【大人向けの童話】謎行きバス-53-
「なるほどね。私がその場にいたらビンタだね」
雄一は目をむいた。
さっきの、こわかった由美さんを思い出す。
「だって、女の子っていつかお母さんになるわけでしょ。当然どこかでおっぱいふくらんでくるわけじゃない。当たり前のことだし、本人にはどうしようも出来ないこと。それをまるで欠点みたいに言われたら傷ついて当たり前だよ。その子、恵、ちゃんだっけ?じっとがまんしてるんだと思うよ。家で一人で泣いてるかも知れない」
「やっぱり、すごくひどいこと……」
「そりゃそうよ。君だってそのうち、おちんちん毛が生えてくる。知ってるでしょ。大人のおちんちんテレビに出しちゃいけないの。あーゆーのになるんだよ。でもそれを、放送禁止!きたねー!とか言われたら、どう?」
雄一はさっきの大きなヤツを思い出した。
「さっきのあいつ……マルカメムシ手でつぶしたんだ。それで多分気持ち悪くなったんだと思う。で、ゲーってなったのに、きたないって言われた」
「それと同じよ。だから私、あの子の腰巾着(こしぎんちゃく)がきたねーって言ったのおこった。しせつの子がね。言われるんだ。似たようなことを、良くね。

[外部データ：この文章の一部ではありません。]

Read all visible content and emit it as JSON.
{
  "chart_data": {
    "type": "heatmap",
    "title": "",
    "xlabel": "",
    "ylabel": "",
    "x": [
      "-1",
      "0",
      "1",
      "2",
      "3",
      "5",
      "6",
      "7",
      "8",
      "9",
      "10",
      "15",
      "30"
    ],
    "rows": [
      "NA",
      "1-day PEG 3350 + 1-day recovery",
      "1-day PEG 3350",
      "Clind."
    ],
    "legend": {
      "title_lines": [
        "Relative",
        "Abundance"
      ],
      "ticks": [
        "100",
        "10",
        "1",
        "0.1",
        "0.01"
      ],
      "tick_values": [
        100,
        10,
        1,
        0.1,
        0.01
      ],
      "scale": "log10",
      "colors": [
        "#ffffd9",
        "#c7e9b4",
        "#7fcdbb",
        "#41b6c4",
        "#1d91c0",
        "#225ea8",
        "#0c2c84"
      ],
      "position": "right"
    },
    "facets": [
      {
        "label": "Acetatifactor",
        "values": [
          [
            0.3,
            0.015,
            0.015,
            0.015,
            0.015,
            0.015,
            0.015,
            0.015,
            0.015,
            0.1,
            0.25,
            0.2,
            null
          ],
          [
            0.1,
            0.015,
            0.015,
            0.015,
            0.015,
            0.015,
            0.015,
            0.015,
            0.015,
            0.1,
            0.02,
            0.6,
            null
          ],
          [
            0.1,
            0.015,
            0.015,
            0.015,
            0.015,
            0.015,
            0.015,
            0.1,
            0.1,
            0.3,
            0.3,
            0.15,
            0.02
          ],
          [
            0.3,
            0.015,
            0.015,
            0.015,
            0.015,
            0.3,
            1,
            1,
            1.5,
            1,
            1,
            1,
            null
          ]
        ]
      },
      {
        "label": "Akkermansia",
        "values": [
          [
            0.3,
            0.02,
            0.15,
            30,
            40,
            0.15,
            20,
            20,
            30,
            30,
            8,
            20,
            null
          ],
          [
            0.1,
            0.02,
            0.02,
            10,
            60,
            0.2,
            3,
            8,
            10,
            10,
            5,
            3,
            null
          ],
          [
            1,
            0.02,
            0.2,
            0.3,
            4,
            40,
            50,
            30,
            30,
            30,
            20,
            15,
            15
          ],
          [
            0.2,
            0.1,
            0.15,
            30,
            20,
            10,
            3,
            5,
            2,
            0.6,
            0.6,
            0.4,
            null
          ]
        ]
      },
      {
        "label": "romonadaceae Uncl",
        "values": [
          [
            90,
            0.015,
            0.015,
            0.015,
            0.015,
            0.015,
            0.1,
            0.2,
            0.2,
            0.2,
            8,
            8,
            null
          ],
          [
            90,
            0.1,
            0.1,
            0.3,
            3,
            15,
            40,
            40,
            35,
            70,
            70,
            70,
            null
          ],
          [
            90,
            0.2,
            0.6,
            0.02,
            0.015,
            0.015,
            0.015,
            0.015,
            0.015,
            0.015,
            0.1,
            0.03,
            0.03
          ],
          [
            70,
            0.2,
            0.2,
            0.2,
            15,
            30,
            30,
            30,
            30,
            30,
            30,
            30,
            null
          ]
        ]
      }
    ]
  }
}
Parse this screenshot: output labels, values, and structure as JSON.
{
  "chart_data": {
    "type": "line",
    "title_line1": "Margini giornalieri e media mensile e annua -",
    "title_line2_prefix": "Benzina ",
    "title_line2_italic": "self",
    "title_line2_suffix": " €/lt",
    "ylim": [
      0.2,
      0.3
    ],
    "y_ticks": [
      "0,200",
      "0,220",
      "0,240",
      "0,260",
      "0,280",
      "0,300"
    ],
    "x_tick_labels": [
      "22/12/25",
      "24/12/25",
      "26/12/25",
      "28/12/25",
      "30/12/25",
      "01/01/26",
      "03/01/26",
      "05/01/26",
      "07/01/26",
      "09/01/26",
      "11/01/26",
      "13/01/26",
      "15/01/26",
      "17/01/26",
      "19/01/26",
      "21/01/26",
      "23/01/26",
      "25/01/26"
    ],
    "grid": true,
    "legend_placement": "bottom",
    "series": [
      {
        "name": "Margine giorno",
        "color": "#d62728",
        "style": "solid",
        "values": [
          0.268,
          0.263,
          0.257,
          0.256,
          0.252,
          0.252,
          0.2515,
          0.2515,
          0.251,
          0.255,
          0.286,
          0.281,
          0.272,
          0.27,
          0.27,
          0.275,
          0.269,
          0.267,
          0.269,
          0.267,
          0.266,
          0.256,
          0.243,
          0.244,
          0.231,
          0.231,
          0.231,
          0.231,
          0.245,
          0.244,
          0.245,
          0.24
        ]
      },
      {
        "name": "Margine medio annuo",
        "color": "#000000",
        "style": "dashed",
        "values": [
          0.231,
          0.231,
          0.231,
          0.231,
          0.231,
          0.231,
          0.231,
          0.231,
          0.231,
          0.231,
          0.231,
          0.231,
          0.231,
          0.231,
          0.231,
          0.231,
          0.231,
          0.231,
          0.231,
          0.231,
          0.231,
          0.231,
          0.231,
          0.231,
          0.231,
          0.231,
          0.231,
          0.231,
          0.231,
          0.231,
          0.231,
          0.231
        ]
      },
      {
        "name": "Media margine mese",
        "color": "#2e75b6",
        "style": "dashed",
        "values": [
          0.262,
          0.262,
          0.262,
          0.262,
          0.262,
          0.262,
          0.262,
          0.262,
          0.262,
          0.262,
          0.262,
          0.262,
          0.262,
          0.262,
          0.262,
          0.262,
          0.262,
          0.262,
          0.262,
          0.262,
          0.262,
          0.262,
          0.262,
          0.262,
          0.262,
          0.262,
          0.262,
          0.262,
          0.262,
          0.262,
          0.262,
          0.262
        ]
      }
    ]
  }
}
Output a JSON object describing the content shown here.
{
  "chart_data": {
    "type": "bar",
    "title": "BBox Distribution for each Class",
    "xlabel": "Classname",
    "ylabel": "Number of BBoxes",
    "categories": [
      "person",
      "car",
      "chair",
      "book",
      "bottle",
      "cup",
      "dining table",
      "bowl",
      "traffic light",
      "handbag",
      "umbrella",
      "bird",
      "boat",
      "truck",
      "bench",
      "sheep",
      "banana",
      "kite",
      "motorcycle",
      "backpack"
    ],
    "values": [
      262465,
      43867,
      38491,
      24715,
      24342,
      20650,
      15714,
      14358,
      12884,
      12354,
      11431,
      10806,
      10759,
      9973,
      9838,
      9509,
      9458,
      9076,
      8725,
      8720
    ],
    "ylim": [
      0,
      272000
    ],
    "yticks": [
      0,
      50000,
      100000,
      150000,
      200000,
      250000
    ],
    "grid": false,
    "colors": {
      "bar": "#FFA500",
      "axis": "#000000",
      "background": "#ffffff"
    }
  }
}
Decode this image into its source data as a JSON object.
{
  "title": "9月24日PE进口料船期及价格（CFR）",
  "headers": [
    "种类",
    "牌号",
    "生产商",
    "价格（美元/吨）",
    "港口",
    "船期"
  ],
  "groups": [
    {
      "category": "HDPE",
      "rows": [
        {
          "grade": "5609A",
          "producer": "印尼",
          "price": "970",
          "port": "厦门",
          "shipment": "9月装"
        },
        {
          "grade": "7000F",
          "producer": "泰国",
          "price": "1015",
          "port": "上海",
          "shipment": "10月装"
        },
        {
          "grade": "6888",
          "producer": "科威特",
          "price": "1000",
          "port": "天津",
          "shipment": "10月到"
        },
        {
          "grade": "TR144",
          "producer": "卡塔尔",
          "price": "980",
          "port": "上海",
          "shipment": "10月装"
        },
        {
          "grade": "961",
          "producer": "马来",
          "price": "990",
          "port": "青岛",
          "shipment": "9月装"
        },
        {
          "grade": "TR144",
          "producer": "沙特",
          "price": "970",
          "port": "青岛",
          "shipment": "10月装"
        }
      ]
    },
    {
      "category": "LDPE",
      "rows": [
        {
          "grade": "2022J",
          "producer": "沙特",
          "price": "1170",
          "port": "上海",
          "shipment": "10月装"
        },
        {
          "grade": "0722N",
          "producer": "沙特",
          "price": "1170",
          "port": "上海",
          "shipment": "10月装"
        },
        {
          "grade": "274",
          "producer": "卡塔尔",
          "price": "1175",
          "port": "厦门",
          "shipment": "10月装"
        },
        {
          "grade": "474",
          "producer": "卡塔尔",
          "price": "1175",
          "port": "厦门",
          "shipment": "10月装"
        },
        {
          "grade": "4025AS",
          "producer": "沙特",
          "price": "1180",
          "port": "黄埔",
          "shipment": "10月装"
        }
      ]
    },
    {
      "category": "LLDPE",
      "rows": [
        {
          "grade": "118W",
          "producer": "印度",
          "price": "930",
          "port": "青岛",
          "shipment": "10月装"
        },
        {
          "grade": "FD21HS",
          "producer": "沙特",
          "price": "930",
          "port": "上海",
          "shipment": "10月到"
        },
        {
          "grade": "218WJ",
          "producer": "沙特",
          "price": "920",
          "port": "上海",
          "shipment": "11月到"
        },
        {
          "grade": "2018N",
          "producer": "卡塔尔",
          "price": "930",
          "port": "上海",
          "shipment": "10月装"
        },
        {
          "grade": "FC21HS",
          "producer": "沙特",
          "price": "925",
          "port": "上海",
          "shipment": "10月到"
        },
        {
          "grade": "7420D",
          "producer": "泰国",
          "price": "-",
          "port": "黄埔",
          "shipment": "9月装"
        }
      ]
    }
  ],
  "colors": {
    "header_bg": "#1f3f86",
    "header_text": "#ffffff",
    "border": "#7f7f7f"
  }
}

だってこの子達、私もそうだけどさ、のぞんでここに来たわけじゃない。他に行くところ無くて、ここに来たんだから。ここしかなかったんだから。それをさ……」
由美さんはいきなり涙声になり、雄一に、がばっと、だきついた。
だきしめられた、と言うべきか。雄一は首筋に熱いしずくがじゅっと落ちるのを感じた。
〝家で一人で泣いてるかも知れない〟……じっとがまんしているのは、他でもない由美さんもそうなのかも。
やわらかくて、温かくて、こきざみにふるえている……。
「由美さ……」
由美さんは体をはなし、起こした。